In an essay published by Baptist News Global on Sept. 11, Susan Shaw, a professor working for the Women, Gender and Sexuality Studies Program at OSU’s College of Liberal Arts, said that White Christians who deny climate change are a contributing factor to the wildfires.
“The West is burning while most White Christians turn away from the root causes of the devastation,” Shaw wrote.
Shaw’s essay asserts that climate change is undeniably the reason why the wildfires have grown in intensity. However, she also argues that the fact that so many White Christians do not believe in climate science is also a contributing factor. To make her case, she presents statistics that she believes proves that White Christians do not care about the environment.
“Just over half of White mainline Protestants agree that climate change is a crisis or major problem. Only 44 percent of White evangelicals say the same. Nearly a quarter say it’s not a problem at all… Despite the overwhelming scientific consensus on the role of human activity in climate change, only about 40 percent of White mainline Protestants, 45 percent of White Catholics and 28 percent of White evangelicals accept this fact.”
She further tries to link “the intersecting systems of racism and global capitalism” as well as white supremacy, arguing that all three have to be dismantled “if we have any hope of averting irreversible climate disaster.” (Related: California environmental professor argues ‘White supremacy’ is the cause of wildfires and hurricanes.)
In an interview with conservative watchdog and alternative news outlet Campus Reform, Shaw doubled down on her argument and claimed that her language wasn’t divisive nor charged.
“It’s descriptive,” she said, “and it’s the language the research I cited uses to look at climate science beliefs across Christians.”

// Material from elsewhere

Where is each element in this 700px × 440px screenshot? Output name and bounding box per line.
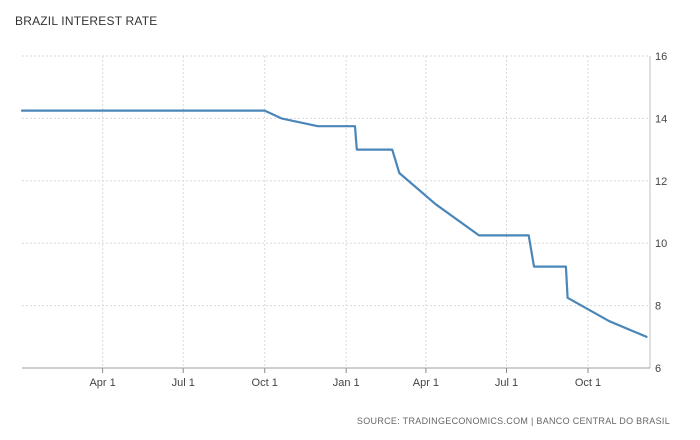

As for why she chose to focus on White Christians, she claimed that the research shows that White Christians are more likely to “deny, minimize or ignore climate science” than their Black, Latino or Asian counterparts. She then argued that the race and social class of the White Christians are what makes them more likely to deny climate change.
In addition to blaming White Christians, Shaw also turned her ire on Republicans. She pointed to a Pew Research survey that shows that over 70 percent of Democrats believe in man-made climate change, while only 22 percent of Republicans do. Their political affiliation, she argued, might be driving their beliefs more than their religious affiliation.

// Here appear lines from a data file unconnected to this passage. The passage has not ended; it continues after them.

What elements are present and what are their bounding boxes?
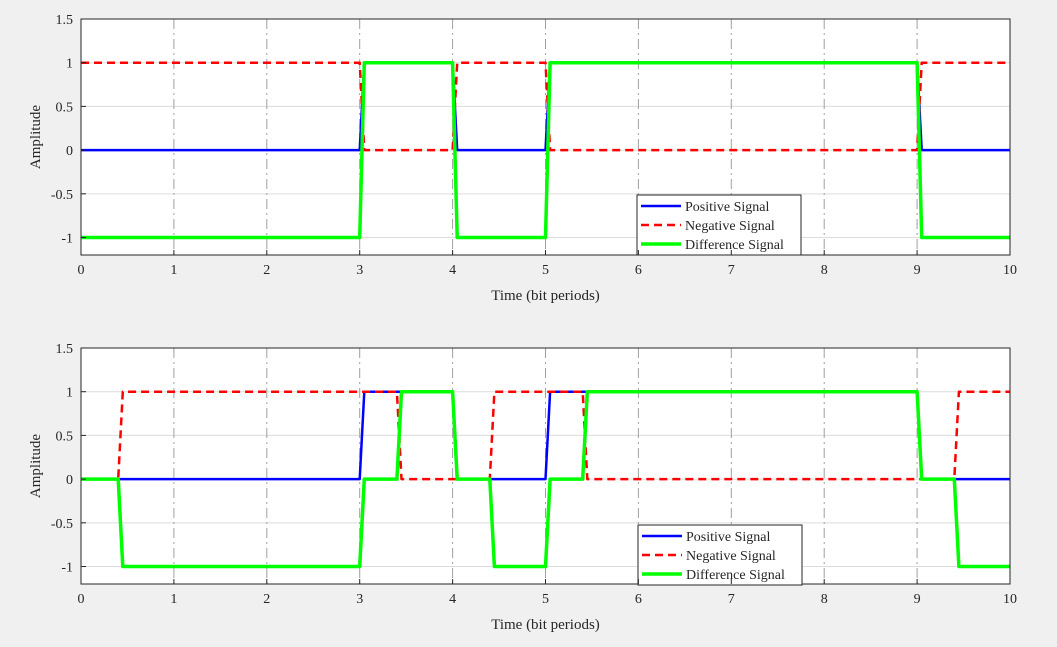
legend-label-difference: Difference Signal [686,568,785,583]
y-tick-labels: -1 -0.5 0 0.5 1 1.5 [51,13,73,247]
y-axis-label: Amplitude [28,434,44,499]
series-line-negative [81,61,1010,152]
x-tick-label: 8 [821,263,828,278]
series-line-difference [81,389,1010,569]
x-tick-labels: 0 1 2 3 4 5 6 7 8 9 10 [78,592,1018,607]
x-tick-label: 8 [821,592,828,607]
y-tick-label: 1 [66,57,73,72]
legend-label-negative: Negative Signal [686,549,776,564]
x-tick-label: 4 [449,592,456,607]
y-tick-label: 0.5 [56,429,74,444]
y-tick-label: 1.5 [56,13,74,28]
y-tick-label: -0.5 [51,517,73,532]
y-tick-label: 0 [66,144,73,159]
x-tick-label: 0 [78,592,85,607]
y-tick-label: -1 [61,561,73,576]
x-tick-label: 3 [356,263,363,278]
x-tick-label: 1 [170,592,177,607]
x-tick-label: 7 [728,263,735,278]
x-axis-label: Time (bit periods) [491,288,600,304]
x-tick-label: 0 [78,263,85,278]
y-tick-label: -1 [61,232,73,247]
x-tick-label: 6 [635,592,642,607]
subplot-bottom: 0 1 2 3 4 5 6 7 8 9 10 -1 -0.5 0 0.5 1 1.5 Time (bit pe… [28,342,1017,633]
legend-label-positive: Positive Signal [686,530,771,545]
y-tick-label: -0.5 [51,188,73,203]
x-tick-label: 2 [263,263,270,278]
y-tick-labels: -1 -0.5 0 0.5 1 1.5 [51,342,73,576]
x-tick-label: 4 [449,263,456,278]
y-tick-label: 0 [66,473,73,488]
subplot-top: 0 1 2 3 4 5 6 7 8 9 10 -1 -0.5 0 0.5 1 1.5 Time (bit pe… [28,13,1017,304]
y-tick-label: 1 [66,386,73,401]
x-tick-label: 10 [1003,592,1017,607]
legend: Positive Signal Negative Signal Differen… [637,524,803,586]
legend-label-difference: Difference Signal [685,238,784,253]
x-tick-label: 2 [263,592,270,607]
x-tick-labels: 0 1 2 3 4 5 6 7 8 9 10 [78,263,1018,278]
x-tick-label: 9 [914,263,921,278]
legend: Positive Signal Negative Signal Differen… [636,194,802,256]
x-tick-label: 1 [170,263,177,278]
series-line-difference [81,60,1010,240]
x-tick-label: 10 [1003,263,1017,278]
x-tick-label: 5 [542,263,549,278]
legend-label-negative: Negative Signal [685,219,775,234]
series-lines [81,389,1010,569]
x-tick-label: 5 [542,592,549,607]
series-lines [81,60,1010,240]
y-tick-label: 1.5 [56,342,74,357]
legend-label-positive: Positive Signal [685,200,770,215]
x-tick-label: 6 [635,263,642,278]
y-axis-label: Amplitude [28,105,44,170]
x-tick-label: 7 [728,592,735,607]
y-tick-label: 0.5 [56,100,74,115]
x-tick-label: 9 [914,592,921,607]
series-line-negative [81,390,1010,481]
x-axis-label: Time (bit periods) [491,617,600,633]
x-tick-label: 3 [356,592,363,607]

Shaw, who is critical of President Donald Trump, also linked the White Christians, particularly White evangelicals, who support him to his administration’s rolling back of over 100 environmental protection regulations. This, she argued, helped further justify the belief White Christians supposedly hold that “God won’t let climate change destroy the earth.”
Shaw quoted Anthea Butler of the University of Pennsylvania, who said that the support White Christians have given to Trump “cannot be separated from the history of evangelicals’ participation in and support for racist structures in America.”
While Shaw puts a lot of focus on religion, race, social status and political affiliation as a cause of the wildfires. Research, however, has shown that the mismanagement of forests and exceedingly stringent environmental regulations are a greater factor with regards to California’s wildfires.
“It’s not climate change that’s burning up the forests, killing people and destroying hundreds of homes; it’s decades of environmental mismanagement that has created a tinderbox of unharvested timber, dead trees and thick underbrush,” said Chuck DeVore, vice president of national initiatives at the Texas Public Policy Foundation.
An analysis by NPR has also shown that California and Oregon are quite far behind in their stated goal of treating several million acres of wildlands and forests through controlled burns, selective thinning of trees and brush and restoration projects.
Andrew Sanchez Meador, director of the Ecological Restoration Institute at the Northern Arizona University, argues that, even if climate change were responsible for the wildfires, the treatments that California and Oregon have been implementing “haven’t really been at the scale that they need to be to offset” the conflagrations.
When confronted with this evidence, however, Shaw doubled down on her argument saying that, if she had a chance to rewrite her essay, she would mention the fire suppression policies of the West Coast states, but that both it and the weather “have created a problem that is ripe for climate change to lead to these kinds of fires that are unlike what we’ve seen before.”